Europe

France moves to ban police chokeholds amid global George Floyd protests

French police will end the use of chokeholds amid international protests over the death of George Floyd.

In France, “[t]he method of seizing the neck via strangling will be abandoned and will no longer be taught in police schools,” Interior Minister Christopher Castaner said in a statement Monday, according to The Associated Press, adding “it will be now forbidden to push on the back of the neck or the neck.”

Floyd died May 25 after then-officer Derek Chauvin kept his knee on Floyd’s neck for more than eight minutes. Chauvin faces charges of second-degree murder as well as third-degree murder and second-degree manslaughter, according to the wire service.

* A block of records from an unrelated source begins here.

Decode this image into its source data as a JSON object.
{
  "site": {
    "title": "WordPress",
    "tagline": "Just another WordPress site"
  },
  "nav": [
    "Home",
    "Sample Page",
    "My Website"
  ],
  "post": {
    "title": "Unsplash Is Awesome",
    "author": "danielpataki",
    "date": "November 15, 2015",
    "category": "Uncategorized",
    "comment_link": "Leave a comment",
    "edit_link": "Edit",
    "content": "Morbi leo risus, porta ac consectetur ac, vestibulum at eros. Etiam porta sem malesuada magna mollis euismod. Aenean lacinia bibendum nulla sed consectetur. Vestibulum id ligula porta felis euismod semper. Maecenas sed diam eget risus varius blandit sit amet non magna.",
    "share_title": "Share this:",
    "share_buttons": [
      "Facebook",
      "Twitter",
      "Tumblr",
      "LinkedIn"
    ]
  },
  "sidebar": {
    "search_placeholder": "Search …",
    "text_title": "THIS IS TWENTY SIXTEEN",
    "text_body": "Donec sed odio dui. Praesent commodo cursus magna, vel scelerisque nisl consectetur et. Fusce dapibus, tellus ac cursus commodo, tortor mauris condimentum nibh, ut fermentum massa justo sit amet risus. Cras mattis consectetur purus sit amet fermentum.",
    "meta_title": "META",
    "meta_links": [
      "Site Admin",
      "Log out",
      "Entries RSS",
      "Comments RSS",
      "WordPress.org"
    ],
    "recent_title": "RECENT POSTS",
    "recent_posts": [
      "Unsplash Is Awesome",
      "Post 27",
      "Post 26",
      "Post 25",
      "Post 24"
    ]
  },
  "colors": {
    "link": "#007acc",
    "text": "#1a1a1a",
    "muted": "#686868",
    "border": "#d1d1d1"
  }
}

Paris police made an arrest that has drawn similar comparisons three days later, when an officer pinned a black man with his knee and shin on the man’s jaw, neck and upper chest, according to the AP.

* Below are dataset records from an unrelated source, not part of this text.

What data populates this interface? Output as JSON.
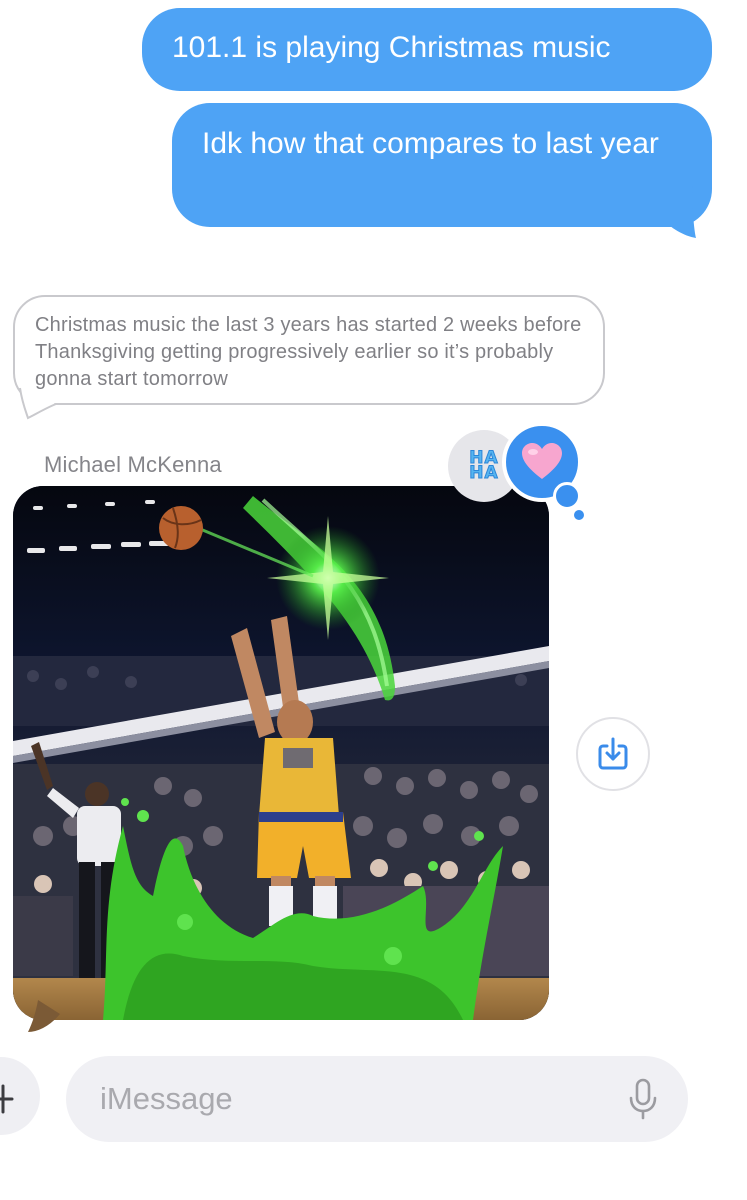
{
  "conversation": {
    "sent_messages": [
      {
        "text": "101.1 is playing Christmas music"
      },
      {
        "text": "Idk how that compares to last year"
      }
    ],
    "quoted_reply": {
      "text": "Christmas music the last 3 years has started 2 weeks before Thanksgiving getting progressively earlier so it’s probably gonna start tomorrow"
    },
    "received": {
      "sender_name": "Michael McKenna",
      "attachment": {
        "type": "gif",
        "description_icon": "image-attachment"
      },
      "tapbacks": [
        {
          "type": "haha",
          "label_line1": "HA",
          "label_line2": "HA"
        },
        {
          "type": "heart",
          "icon": "heart-icon"
        }
      ]
    }
  },
  "actions": {
    "save_icon": "save-download-icon"
  },
  "compose": {
    "placeholder": "iMessage",
    "plus_icon": "plus-icon",
    "mic_icon": "microphone-icon"
  },
  "colors": {
    "sent_bubble": "#4ea3f5",
    "accent_blue": "#3a90ef",
    "heart_pink": "#f7a6cf",
    "reply_border": "#c9c9cd",
    "compose_bg": "#f0f0f4"
  }
}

Police use of chokeholds have been a flashpoint for the protests sweeping the country and the world after Floyd’s death.

French President Emmanuel Macron’s office said he spoke to top officials and told Castaner to fast-track previously promised police reforms.

French activists are similarly concerned that tensions in largely nonwhite neighborhoods between civilians and police have been exacerbated during the coronavirus lockdown period.

A march in the western French city of Nantes took place Monday, with demonstrators planning further protests Tuesday.